By Matthew R. Kaufman, MD FACS, The Plastic Surgery Center/Institute for Advanced Reconstruction
I was reviewing migraine statistics on the Internet and was amazed to read that there are over 300 million people worldwide classified as migraneurs – people suffering from migraine headaches. In the Unites States alone, migraines impact 12% of the population, or roughly 4 million people. That is a tremendous number of people suffering through their daily lives with intolerable headaches. People with chronic migraines are dealing with headaches more than 14 days out of every month. I could imagine how a migraine, added to all of life’s other daily challenges, makes it virtually impossible to function at work and at home.
Despite the availability of excellent medical therapies to treat migraines, many individuals just cannot seem to find sufficient relief, even with these medications. Other people may experience some improvement, but cannot tolerate the side effects of the medications.
Botox® therapy for migraine headaches has been around for several years and has more recently become approved by the U.S. Food and Drug Administration (FDA) as a migraine treatment. The FDA promotes the use of Botox® as an effective way to prevent migraine headaches.

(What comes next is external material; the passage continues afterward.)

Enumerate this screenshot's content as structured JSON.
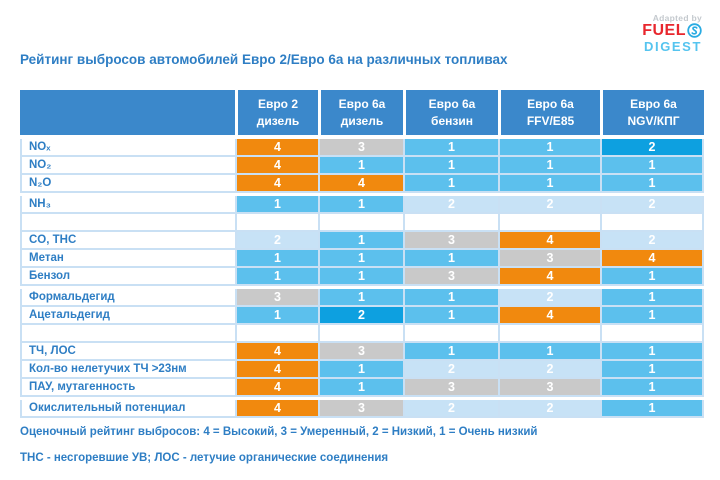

When I began treating migraine sufferers with Botox® six years ago, there was a great deal of skepticism regarding its true benefits. Naysayers speculated that patients were coming in to get their wrinkles eliminated under the guise of a migraine treatment. It did not take long for these sentiments to change when migrainepatients in my practice, and others being treated around the country, were noticing often dramatic relief from these periodic injections.
Fast forward six years later – now we promote Botox® as a very effective treatment for many patients. Those patients that benefit from injections report they now can get through their day, being productive at work, taking care of family duties, and even resuming an exercise regimen, things that were not possible prior.
Botox® therapy for migraines is best performed every three months as a series of injections into suspected migraine “trigger points”. I find that patients notice the most significant improvements over successive treatments and that is why I do not deter patients from getting follow-up injections even if the first or second sessions do not result in much change. The injections are relatively painless and can be performed with minimal concern for pronounced bruising or swelling.
Obviously, not every migraine sufferer will benefit from this form of therapy, however it may be worth investigating Botox® therapy for migraines if you, or someone you know is suffering the chronic effects of this common, debilitating condition.